Non sappiamo se la situazione di Gonzalo Maroni rientri in una delle due fattispecie descritte, certo è che il suo è un caso davvero inspiegabile. Arrivato ad agosto, non vede mai il campo complice un infortunio, ma rientrato in gruppo, in una squadra priva di inventiva come la Sampdoria, e con scarsa propensione offensiva visti i pochi rifornimenti (e le polveri bagnate) di Fabio Quagliarella, il nuovo allenatore della Samp, Claudio Ranieri, decide anche spesso di non convocarlo. 

Appare quindi evidente che qualcosa non quadra, uno dei massimi giovani talenti sudamericani trattato come comparsa, in una squadra che naviga a fondo classifica e che le ha provate tutte, relegando in panchina Murillo a favore di Ferrari, rotazione a centrocampo anche col nuovo acquisto Thorsby, con Bertolacci appena arrivato da svincolato, con Bonazzoli che passa davanti a Gabbiadini, con De Paoli esterno alto sedendo un altro giocatore in prestito come Rigoni, e un Gaston Ramirez che subentra spesso a partita in corso. 
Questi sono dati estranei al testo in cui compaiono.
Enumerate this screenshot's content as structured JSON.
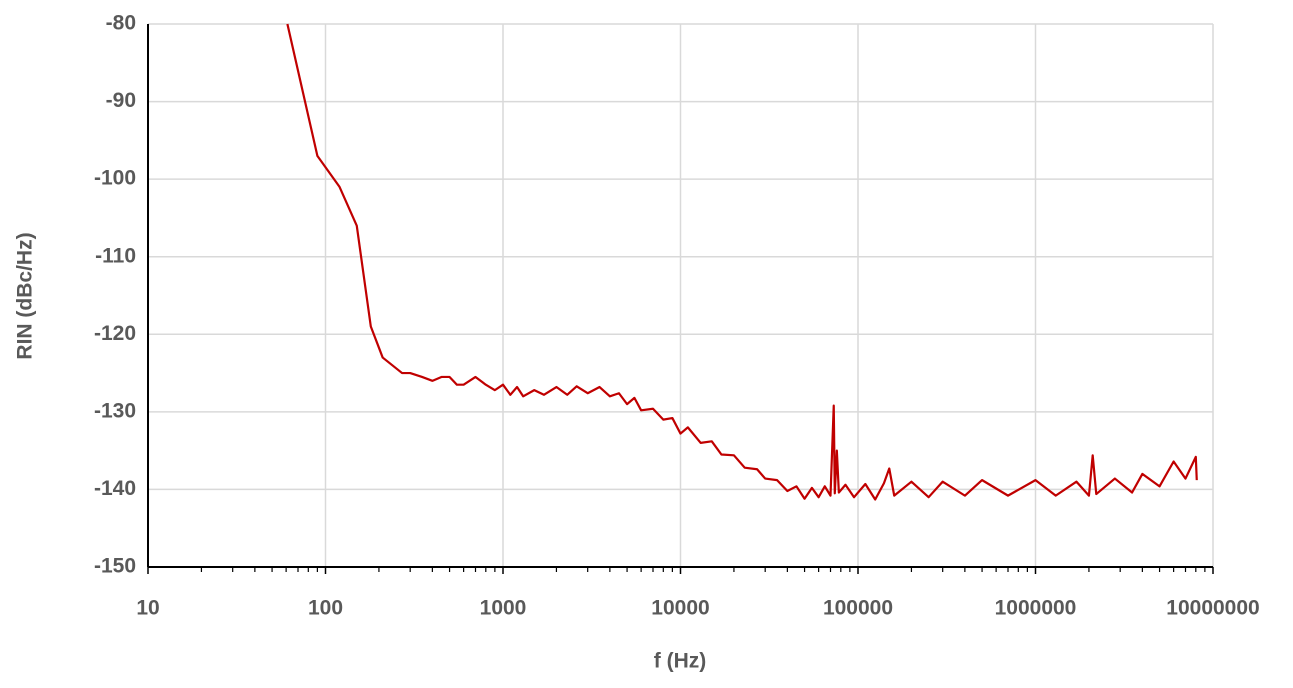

Da un punto di vista tattico la scelta muscolare e di quantità a sfavore della qualità è palese, ma non è necessariamente la scelta corretta. Valutazione ovviamente semplicistica di vedere la questione che, come evidenziato in anticipo, sembra più riguardare una sfera economica legata al riscatto dei due giocatori, Maroni e Rigoni. 

Nella speranza che emergano dettagli reali e sinceri sullo scarso utilizzo, ci auguriamo che i due inizino a vedere il campo con continuità e che riportino la Sampdoria dove deve stare in classifica.
Mister Ranieri, persona esemplare del mondo del calcio moderno, abituato ad imprese sportive, troverà presto definitivamente il bandolo della matassa.